Oui oui Yapluka j'entends bien, tout ça contrefait bien les habits du jazz, zip zap, mais c'est de la singerie, et au fond il n'y a pas de jazz là-dedans, il y a un plaquage stylistique, ça peut être très beau, mais enfin...
On pourrait discuter des heures, mais je pense que sous un certain aspect de la musique qui raconte quelque chose, comme chez Chopin, jazzifié ou pas, il n'y a pas de jazz. Par exemple, Keith Jarrett, selon ce critère, c'est rarement du jazz, et Bach c'est presque toujours du jazz, ça ne raconte rien, ça ne va nulle part, il y a à peine un thème et la déclinaison combinatoire fait toute la magie de la musique, comme s'il fallait développer un énoncer en entier, le réduire en diverses formes normales, l'écrire selon les canons de la logique des intervalles, le dériver jusqu'à la variation, c'est un pur exercice mental, abstrait, métaphysique, un jeu de l'esprit, et si c'est beau, c'est parce que le monde est écrit en langage mathématique, tout comme cette musique encore baroque.

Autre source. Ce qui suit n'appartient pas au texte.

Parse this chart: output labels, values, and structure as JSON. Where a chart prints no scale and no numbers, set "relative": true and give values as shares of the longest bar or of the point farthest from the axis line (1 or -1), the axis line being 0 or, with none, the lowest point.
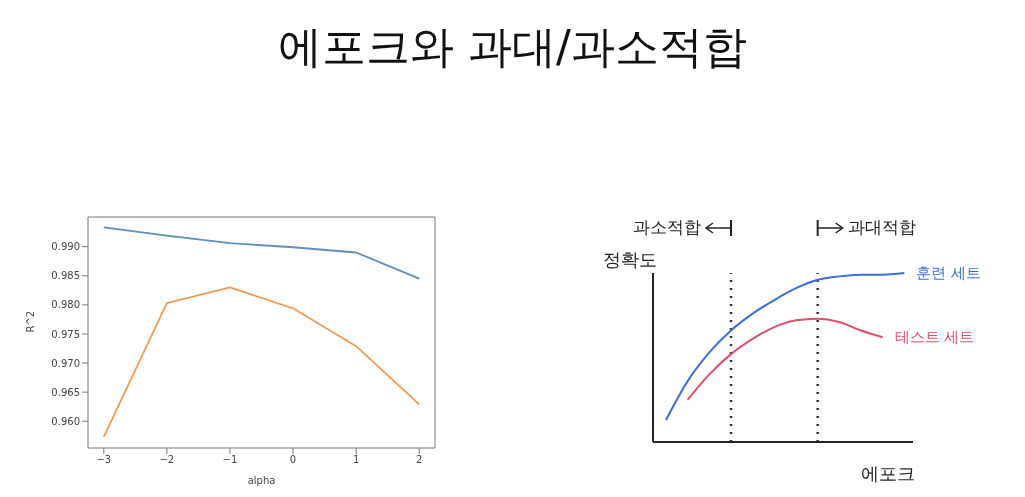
{
  "chart_data": [
    {
      "type": "line",
      "title": "에포크와 과대/과소적합",
      "xlabel": "alpha",
      "ylabel": "R^2",
      "x": [
        -3,
        -2,
        -1,
        0,
        1,
        2
      ],
      "series": [
        {
          "color": "#5f8fb8",
          "values": [
            0.9933,
            0.9919,
            0.9906,
            0.9899,
            0.989,
            0.9845
          ]
        },
        {
          "color": "#f59a50",
          "values": [
            0.9573,
            0.9803,
            0.983,
            0.9794,
            0.9729,
            0.9629
          ]
        }
      ],
      "xlim": [
        -3.25,
        2.25
      ],
      "xticks": [
        {
          "value": -3,
          "label": "−3"
        },
        {
          "value": -2,
          "label": "−2"
        },
        {
          "value": -1,
          "label": "−1"
        },
        0,
        1,
        2
      ],
      "ylim": [
        0.9554,
        0.9951
      ],
      "yticks": [
        {
          "value": 0.96,
          "label": "0.960"
        },
        {
          "value": 0.965,
          "label": "0.965"
        },
        {
          "value": 0.97,
          "label": "0.970"
        },
        {
          "value": 0.975,
          "label": "0.975"
        },
        {
          "value": 0.98,
          "label": "0.980"
        },
        {
          "value": 0.985,
          "label": "0.985"
        },
        {
          "value": 0.99,
          "label": "0.990"
        }
      ],
      "grid": false,
      "legend": false
    },
    {
      "type": "line",
      "relative": true,
      "xlabel": "에포크",
      "ylabel": "정확도",
      "annotations": [
        "과소적합",
        "과대적합"
      ],
      "categories": [
        null,
        null,
        null,
        null,
        null,
        null,
        null,
        null,
        null,
        null,
        null,
        null
      ],
      "series": [
        {
          "name": "훈련 세트",
          "color": "#3a6fd8",
          "values": [
            0.13,
            0.36,
            0.53,
            0.66,
            0.76,
            0.84,
            0.91,
            0.96,
            0.98,
            0.99,
            0.99,
            1
          ]
        },
        {
          "name": "테스트 세트",
          "color": "#e0506a",
          "values": [
            null,
            0.25,
            0.4,
            0.52,
            0.61,
            0.68,
            0.72,
            0.73,
            0.71,
            0.66,
            0.62,
            null
          ]
        }
      ]
    }
  ]
}
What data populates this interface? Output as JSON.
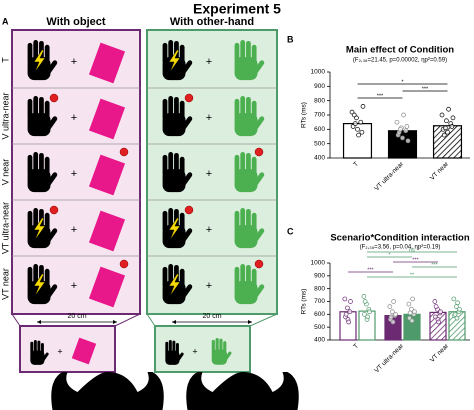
{
  "title": "Experiment 5",
  "panel_letters": [
    "A",
    "B",
    "C"
  ],
  "panel_a": {
    "columns": [
      "With object",
      "With other-hand"
    ],
    "rows": [
      "T",
      "V ultra-near",
      "V near",
      "VT ultra-near",
      "VT near"
    ],
    "plus_sign": "+",
    "distance": "20 cm"
  },
  "chart_data": [
    {
      "type": "bar",
      "title": "Main effect of Condition",
      "subtitle": "(F₂,₃₈=21.45, p=0.00002, ηp²=0.59)",
      "y_label": "RTs (ms)",
      "categories": [
        "T",
        "VT ultra-near",
        "VT near"
      ],
      "styles": [
        "outline",
        "solid",
        "hatched"
      ],
      "color": "#000000",
      "values": [
        640,
        590,
        625
      ],
      "points": [
        [
          720,
          680,
          650,
          620,
          600,
          580,
          700,
          560,
          760,
          640
        ],
        [
          650,
          610,
          590,
          560,
          540,
          620,
          580,
          700,
          520,
          600
        ],
        [
          700,
          660,
          640,
          600,
          580,
          620,
          560,
          740,
          680,
          610
        ]
      ],
      "ylim": [
        400,
        1000
      ],
      "yticks": [
        400,
        500,
        600,
        700,
        800,
        900,
        1000
      ],
      "annotations": [
        {
          "from": 0,
          "to": 2,
          "label": "*"
        },
        {
          "from": 1,
          "to": 2,
          "label": "***"
        },
        {
          "from": 0,
          "to": 1,
          "label": "***"
        }
      ]
    },
    {
      "type": "grouped-bar",
      "title": "Scenario*Condition interaction",
      "subtitle": "(F₂,₃₈=3.56, p=0.04, ηp²=0.19)",
      "y_label": "RTs (ms)",
      "categories": [
        "T",
        "VT ultra-near",
        "VT near"
      ],
      "styles": [
        "outline",
        "solid",
        "hatched"
      ],
      "series": [
        {
          "color": "#6b2a72",
          "values": [
            620,
            590,
            615
          ],
          "points": [
            [
              720,
              650,
              620,
              580,
              560,
              700,
              600,
              540
            ],
            [
              660,
              620,
              590,
              560,
              540,
              600,
              580,
              700
            ],
            [
              700,
              640,
              610,
              580,
              560,
              620,
              660,
              540
            ]
          ]
        },
        {
          "color": "#4f9a6a",
          "values": [
            625,
            600,
            620
          ],
          "points": [
            [
              740,
              680,
              640,
              600,
              560,
              620,
              700,
              580
            ],
            [
              680,
              640,
              600,
              570,
              550,
              620,
              610,
              720
            ],
            [
              720,
              660,
              620,
              590,
              570,
              640,
              600,
              690
            ]
          ]
        }
      ],
      "ylim": [
        400,
        1000
      ],
      "yticks": [
        400,
        500,
        600,
        700,
        800,
        900,
        1000
      ],
      "annotations": [
        {
          "series": 1,
          "from": 0,
          "to": 2,
          "label": "ns"
        },
        {
          "series": 1,
          "from": 0,
          "to": 1,
          "label": "*"
        },
        {
          "series": 0,
          "from": 1,
          "to": 2,
          "label": "***"
        },
        {
          "series": 1,
          "from": 1,
          "to": 2,
          "label": "***"
        },
        {
          "series": 0,
          "from": 0,
          "to": 1,
          "label": "***"
        },
        {
          "series": 1,
          "from": 0,
          "to": 2,
          "label": "**"
        }
      ]
    }
  ]
}
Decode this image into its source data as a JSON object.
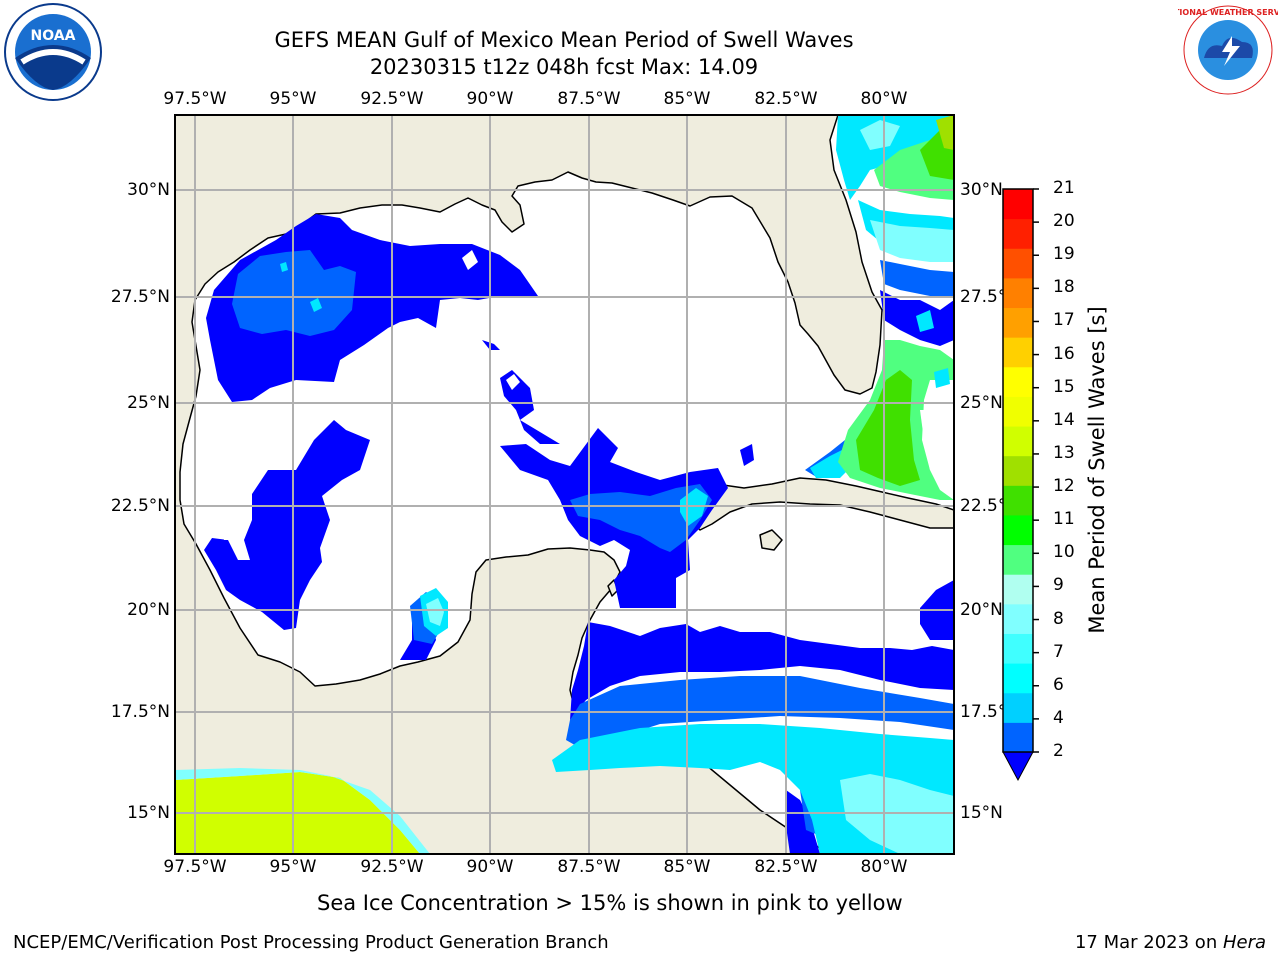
{
  "title": {
    "line1": "GEFS MEAN Gulf of Mexico Mean Period of Swell Waves",
    "line2": "20230315 t12z 048h fcst   Max: 14.09"
  },
  "map": {
    "lon_labels": [
      "97.5°W",
      "95°W",
      "92.5°W",
      "90°W",
      "87.5°W",
      "85°W",
      "82.5°W",
      "80°W"
    ],
    "lat_labels_left": [
      "30°N",
      "27.5°N",
      "25°N",
      "22.5°N",
      "20°N",
      "17.5°N",
      "15°N"
    ],
    "lat_labels_right": [
      "30°N",
      "27.5°N",
      "25°N",
      "22.5°N",
      "20°N",
      "17.5°N",
      "15°N"
    ],
    "land_color": "#efedde",
    "ocean_color": "#ffffff",
    "grid_color": "#b0b0b0"
  },
  "colorbar": {
    "label": "Mean Period of Swell Waves [s]",
    "ticks": [
      "2",
      "4",
      "6",
      "7",
      "8",
      "9",
      "10",
      "11",
      "12",
      "13",
      "14",
      "15",
      "16",
      "17",
      "18",
      "19",
      "20",
      "21"
    ],
    "colors": [
      "#0064ff",
      "#00d0ff",
      "#00ffff",
      "#40ffff",
      "#80ffff",
      "#b0fff0",
      "#50ff80",
      "#00ff00",
      "#40e000",
      "#a0e000",
      "#d0ff00",
      "#f0ff00",
      "#ffff00",
      "#ffd000",
      "#ffa000",
      "#ff8000",
      "#ff5000",
      "#ff2000",
      "#ff0000"
    ],
    "extend_color": "#0000ff"
  },
  "caption": "Sea Ice Concentration > 15% is shown in pink to yellow",
  "footer": {
    "left": "NCEP/EMC/Verification Post Processing Product Generation Branch",
    "right_prefix": "17 Mar 2023 on ",
    "right_host": "Hera"
  },
  "logos": {
    "noaa_text": "NOAA",
    "nws_text": "NATIONAL WEATHER SERVICE"
  }
}
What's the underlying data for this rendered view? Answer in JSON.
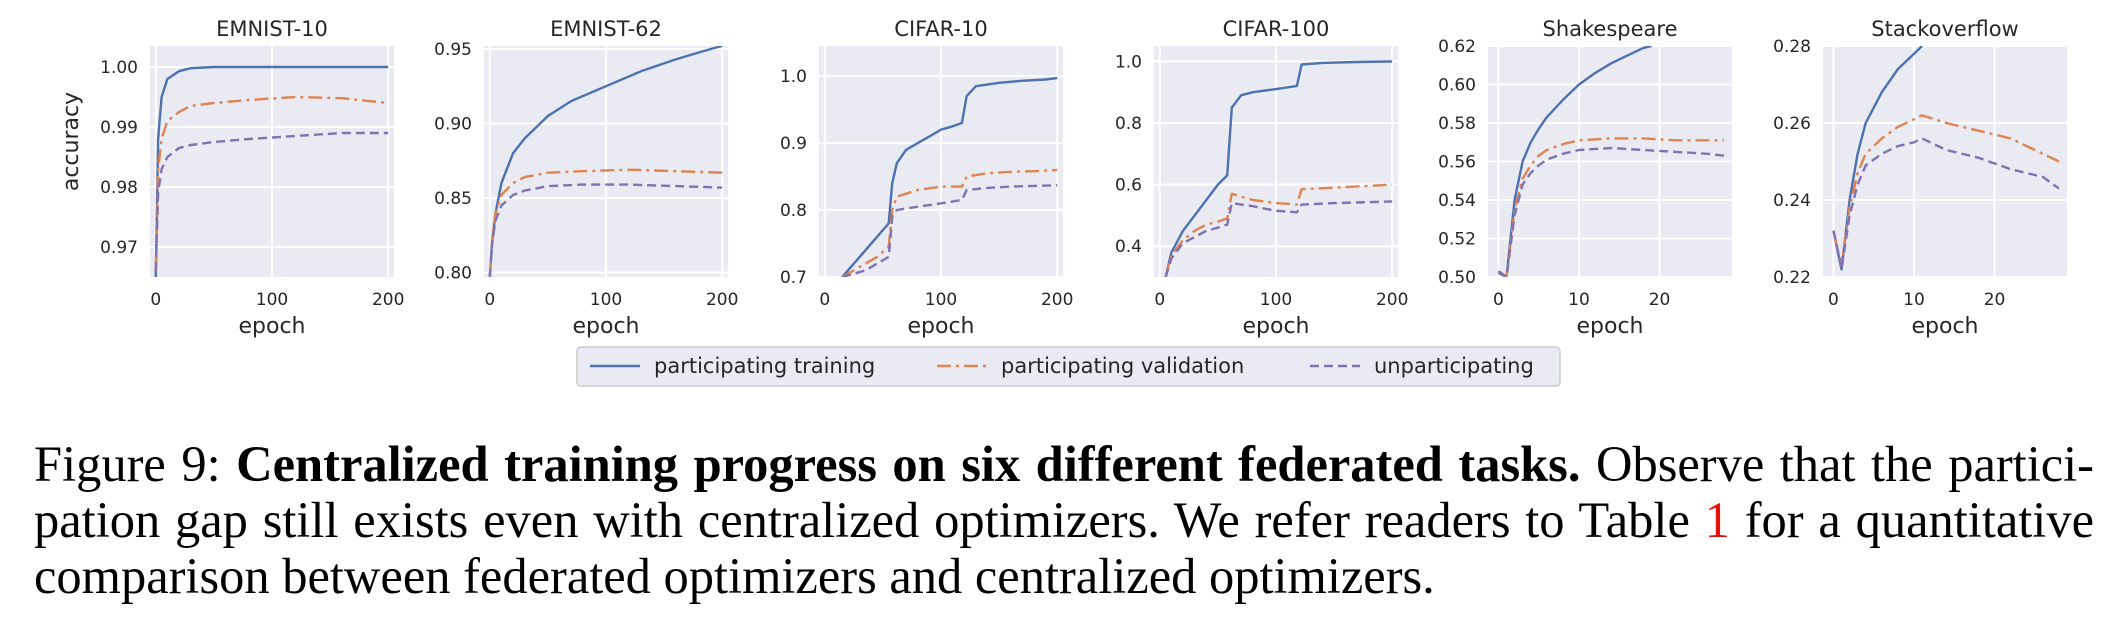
{
  "chart_data": [
    {
      "type": "line",
      "title": "EMNIST-10",
      "xlabel": "epoch",
      "ylabel": "accuracy",
      "xlim": [
        -5,
        205
      ],
      "ylim": [
        0.965,
        1.0035
      ],
      "xticks": [
        0,
        100,
        200
      ],
      "yticks": [
        0.97,
        0.98,
        0.99,
        1.0
      ],
      "ytick_labels": [
        "0.97",
        "0.98",
        "0.99",
        "1.00"
      ],
      "series": [
        {
          "name": "participating training",
          "style": "solid",
          "x": [
            0,
            2,
            5,
            10,
            20,
            30,
            50,
            80,
            120,
            160,
            200
          ],
          "y": [
            0.965,
            0.988,
            0.995,
            0.998,
            0.9993,
            0.9998,
            1.0,
            1.0,
            1.0,
            1.0,
            1.0
          ]
        },
        {
          "name": "participating validation",
          "style": "dashdot",
          "x": [
            0,
            2,
            5,
            10,
            20,
            30,
            50,
            80,
            120,
            160,
            200
          ],
          "y": [
            0.966,
            0.983,
            0.988,
            0.991,
            0.9925,
            0.9935,
            0.994,
            0.9945,
            0.995,
            0.9948,
            0.994
          ]
        },
        {
          "name": "unparticipating",
          "style": "dashed",
          "x": [
            0,
            2,
            5,
            10,
            20,
            30,
            50,
            80,
            120,
            160,
            200
          ],
          "y": [
            0.966,
            0.979,
            0.983,
            0.985,
            0.9865,
            0.987,
            0.9875,
            0.988,
            0.9885,
            0.989,
            0.989
          ]
        }
      ]
    },
    {
      "type": "line",
      "title": "EMNIST-62",
      "xlabel": "epoch",
      "ylabel": "",
      "xlim": [
        -5,
        205
      ],
      "ylim": [
        0.797,
        0.952
      ],
      "xticks": [
        0,
        100,
        200
      ],
      "yticks": [
        0.8,
        0.85,
        0.9,
        0.95
      ],
      "ytick_labels": [
        "0.80",
        "0.85",
        "0.90",
        "0.95"
      ],
      "series": [
        {
          "name": "participating training",
          "style": "solid",
          "x": [
            0,
            2,
            5,
            10,
            20,
            30,
            50,
            70,
            100,
            130,
            160,
            190,
            200
          ],
          "y": [
            0.797,
            0.82,
            0.84,
            0.86,
            0.88,
            0.89,
            0.905,
            0.915,
            0.925,
            0.935,
            0.943,
            0.95,
            0.952
          ]
        },
        {
          "name": "participating validation",
          "style": "dashdot",
          "x": [
            0,
            2,
            5,
            10,
            20,
            30,
            50,
            80,
            120,
            160,
            200
          ],
          "y": [
            0.797,
            0.822,
            0.84,
            0.852,
            0.86,
            0.864,
            0.867,
            0.868,
            0.869,
            0.868,
            0.867
          ]
        },
        {
          "name": "unparticipating",
          "style": "dashed",
          "x": [
            0,
            2,
            5,
            10,
            20,
            30,
            50,
            80,
            120,
            160,
            200
          ],
          "y": [
            0.797,
            0.82,
            0.835,
            0.845,
            0.852,
            0.855,
            0.858,
            0.859,
            0.859,
            0.858,
            0.857
          ]
        }
      ]
    },
    {
      "type": "line",
      "title": "CIFAR-10",
      "xlabel": "epoch",
      "ylabel": "",
      "xlim": [
        -5,
        205
      ],
      "ylim": [
        0.7,
        1.045
      ],
      "xticks": [
        0,
        100,
        200
      ],
      "yticks": [
        0.7,
        0.8,
        0.9,
        1.0
      ],
      "ytick_labels": [
        "0.7",
        "0.8",
        "0.9",
        "1.0"
      ],
      "series": [
        {
          "name": "participating training",
          "style": "solid",
          "x": [
            15,
            25,
            35,
            45,
            55,
            58,
            62,
            70,
            80,
            90,
            100,
            110,
            118,
            122,
            130,
            150,
            170,
            190,
            200
          ],
          "y": [
            0.7,
            0.72,
            0.74,
            0.76,
            0.78,
            0.84,
            0.87,
            0.89,
            0.9,
            0.91,
            0.92,
            0.925,
            0.93,
            0.97,
            0.985,
            0.99,
            0.993,
            0.995,
            0.997
          ]
        },
        {
          "name": "participating validation",
          "style": "dashdot",
          "x": [
            15,
            25,
            35,
            45,
            55,
            58,
            62,
            80,
            100,
            118,
            122,
            140,
            160,
            180,
            200
          ],
          "y": [
            0.7,
            0.71,
            0.72,
            0.73,
            0.745,
            0.8,
            0.82,
            0.83,
            0.835,
            0.835,
            0.85,
            0.855,
            0.857,
            0.858,
            0.86
          ]
        },
        {
          "name": "unparticipating",
          "style": "dashed",
          "x": [
            15,
            25,
            35,
            45,
            55,
            58,
            62,
            80,
            100,
            118,
            122,
            140,
            160,
            180,
            200
          ],
          "y": [
            0.7,
            0.705,
            0.71,
            0.72,
            0.73,
            0.79,
            0.8,
            0.805,
            0.81,
            0.815,
            0.83,
            0.833,
            0.835,
            0.836,
            0.837
          ]
        }
      ]
    },
    {
      "type": "line",
      "title": "CIFAR-100",
      "xlabel": "epoch",
      "ylabel": "",
      "xlim": [
        -5,
        205
      ],
      "ylim": [
        0.3,
        1.05
      ],
      "xticks": [
        0,
        100,
        200
      ],
      "yticks": [
        0.4,
        0.6,
        0.8,
        1.0
      ],
      "ytick_labels": [
        "0.4",
        "0.6",
        "0.8",
        "1.0"
      ],
      "series": [
        {
          "name": "participating training",
          "style": "solid",
          "x": [
            5,
            10,
            20,
            30,
            40,
            50,
            58,
            62,
            70,
            80,
            100,
            118,
            122,
            140,
            170,
            200
          ],
          "y": [
            0.3,
            0.38,
            0.45,
            0.5,
            0.55,
            0.6,
            0.63,
            0.85,
            0.89,
            0.9,
            0.91,
            0.92,
            0.99,
            0.995,
            0.998,
            1.0
          ]
        },
        {
          "name": "participating validation",
          "style": "dashdot",
          "x": [
            5,
            10,
            20,
            30,
            40,
            50,
            58,
            62,
            80,
            100,
            118,
            122,
            150,
            200
          ],
          "y": [
            0.3,
            0.37,
            0.42,
            0.45,
            0.47,
            0.48,
            0.49,
            0.57,
            0.55,
            0.54,
            0.535,
            0.585,
            0.59,
            0.6
          ]
        },
        {
          "name": "unparticipating",
          "style": "dashed",
          "x": [
            5,
            10,
            20,
            30,
            40,
            50,
            58,
            62,
            80,
            100,
            118,
            122,
            150,
            200
          ],
          "y": [
            0.3,
            0.36,
            0.41,
            0.43,
            0.45,
            0.46,
            0.47,
            0.54,
            0.53,
            0.515,
            0.51,
            0.535,
            0.54,
            0.545
          ]
        }
      ]
    },
    {
      "type": "line",
      "title": "Shakespeare",
      "xlabel": "epoch",
      "ylabel": "",
      "xlim": [
        -1.3,
        29
      ],
      "ylim": [
        0.5,
        0.62
      ],
      "xticks": [
        0,
        10,
        20
      ],
      "yticks": [
        0.5,
        0.52,
        0.54,
        0.56,
        0.58,
        0.6,
        0.62
      ],
      "ytick_labels": [
        "0.50",
        "0.52",
        "0.54",
        "0.56",
        "0.58",
        "0.60",
        "0.62"
      ],
      "series": [
        {
          "name": "participating training",
          "style": "solid",
          "x": [
            0,
            1,
            2,
            3,
            4,
            5,
            6,
            8,
            10,
            12,
            14,
            16,
            18,
            19
          ],
          "y": [
            0.503,
            0.5,
            0.54,
            0.56,
            0.57,
            0.577,
            0.583,
            0.592,
            0.6,
            0.606,
            0.611,
            0.615,
            0.619,
            0.62
          ]
        },
        {
          "name": "participating validation",
          "style": "dashdot",
          "x": [
            0,
            1,
            2,
            3,
            4,
            5,
            6,
            8,
            10,
            14,
            18,
            22,
            26,
            28
          ],
          "y": [
            0.502,
            0.5,
            0.535,
            0.551,
            0.558,
            0.563,
            0.566,
            0.569,
            0.571,
            0.572,
            0.572,
            0.571,
            0.571,
            0.571
          ]
        },
        {
          "name": "unparticipating",
          "style": "dashed",
          "x": [
            0,
            1,
            2,
            3,
            4,
            5,
            6,
            8,
            10,
            14,
            18,
            22,
            26,
            28
          ],
          "y": [
            0.502,
            0.5,
            0.532,
            0.548,
            0.554,
            0.558,
            0.561,
            0.564,
            0.566,
            0.567,
            0.566,
            0.565,
            0.564,
            0.563
          ]
        }
      ]
    },
    {
      "type": "line",
      "title": "Stackoverflow",
      "xlabel": "epoch",
      "ylabel": "",
      "xlim": [
        -1.3,
        29
      ],
      "ylim": [
        0.22,
        0.28
      ],
      "xticks": [
        0,
        10,
        20
      ],
      "yticks": [
        0.22,
        0.24,
        0.26,
        0.28
      ],
      "ytick_labels": [
        "0.22",
        "0.24",
        "0.26",
        "0.28"
      ],
      "series": [
        {
          "name": "participating training",
          "style": "solid",
          "x": [
            0,
            1,
            2,
            3,
            4,
            6,
            8,
            10,
            11
          ],
          "y": [
            0.232,
            0.222,
            0.24,
            0.252,
            0.26,
            0.268,
            0.274,
            0.278,
            0.28
          ]
        },
        {
          "name": "participating validation",
          "style": "dashdot",
          "x": [
            0,
            1,
            2,
            3,
            4,
            6,
            8,
            10,
            11,
            14,
            18,
            22,
            26,
            28
          ],
          "y": [
            0.232,
            0.223,
            0.238,
            0.247,
            0.252,
            0.256,
            0.259,
            0.261,
            0.262,
            0.26,
            0.258,
            0.256,
            0.252,
            0.25
          ]
        },
        {
          "name": "unparticipating",
          "style": "dashed",
          "x": [
            0,
            1,
            2,
            3,
            4,
            6,
            8,
            10,
            11,
            14,
            18,
            22,
            26,
            28
          ],
          "y": [
            0.232,
            0.222,
            0.236,
            0.244,
            0.249,
            0.252,
            0.254,
            0.255,
            0.256,
            0.253,
            0.251,
            0.248,
            0.246,
            0.243
          ]
        }
      ]
    }
  ],
  "legend": [
    "participating training",
    "participating validation",
    "unparticipating"
  ],
  "colors": {
    "training": "#4c72b0",
    "validation": "#dd8452",
    "unparticipating": "#8172b3",
    "axes_bg": "#eaeaf2",
    "grid": "#ffffff",
    "text": "#262626",
    "link": "#e3120b"
  },
  "caption": {
    "label": "Figure 9:",
    "bold": "Centralized training progress on six different federated tasks.",
    "text_a": "Observe that the partici- pation gap still exists even with centralized optimizers. We refer readers to Table",
    "ref": "1",
    "text_b": "for a quantitative comparison between federated optimizers and centralized optimizers."
  }
}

La musique après Bach, historiquement, a voulu faire entendre autre chose, il y a une certaine tension dramatique, c'est le roman, le romanesque, le romantique, il y a toujours un motif, un tableau, une histoire avec des personnages, des sentiments, de "l'interprétation" (au mauvais sens du terme), les grands élans de l'âme (avec du chevrotement dans la voix), et on l'a déjà remarqué, en tout quelque chose de bourgeois, c'est à dire de l'ordre des soucis du propriétaire, du petit entrepreneur, avec son intérêt particulier, ses affaires privées, ses femmes et ses maîtresses, la tragédie parfois, le grotesque souvent, beaucoup d'artifice, l'idée cinématographique d'un parcours dans la vie et le long des échelons du gabarit social, du réalisme en veux-tu en voilà, dans la littérature, dans la musique, dans la peinture, au théâtre, et enfin des guerres, des contre-révolutions sanglantes, toute l'enfilade du XIX° siècle où les Bovary s'ennuient ferme.
D'ailleurs l'essor du piano, en tant qu'instrument et pratique, date de cette époque classique, et en effet le répertoire principal, les méthodes, les enseignements, encore aujourd'hui, ainsi que les goûts du public et les attentes critiques, tournent quasiment entièrement autour de ces notions, entre classicisme et romantisme, où il y a certes de belles choses, mais rien de moderne, et rien de jazzesque.
D'ailleurs, il faut voir comment on considère encore aujourd'hui Satie comme une sorte de clown triste, Debussy comme un peintre raté, Stravinsky comme un barbouilleur brouillon, Bizet comme un rigolo, Ravel comme un décorateur exotique, tandis que Chopin, tandis que Schubert, tandis que Schumann, tandis que Mozart, alors là c'est la grande musique, attention, chevrotement dans la voix, ce sont des interprétations sublimes, qui déploient un sens de la tragédie inouïe, où l'on aperçoit toute l'envergure de l'âme dans les tourments des tempêtes et du grand tourbillon...
Et dans le jazz, missié, c'est tout aut' chos', on tourn' en rond dans le délasse'ent d'un air, qui tourn' en rond qui monte et qui descend, pis avec une p'tite chanson, pour plaire à la dame là qui danse du popotin. C'est une musique intensément répétitive, il y a peut-être un thème, mais on ne sort pas des cavalcades qui montent et qui descendent la gamme chromatique, c'est cette répétition que l'on aime, pour l'atmosphère qu'elle dégage, en rythme, jusqu'à à l'entêtement, pour la tonalité affective dirait-on, et ce n'est qu'accidentellement, à force de répétition et sous le poids de l'histoire du XX° siècle, que le jazz prend ses lettres de noblesses, que l'on l'écrit, que l'on l'enregistre, que l'on l'enseigne.
Mais enfin, chacun donne son avis, il parait que tous les avis se valent, je ne pense pas que cela soit exact, mais ici on n'est pas au département de musicologie, où l'on théorise par ailleurs ces questions que je résume en passant, on est au beau milieu d'un salon où des musiciens discutent de leur sensibilité.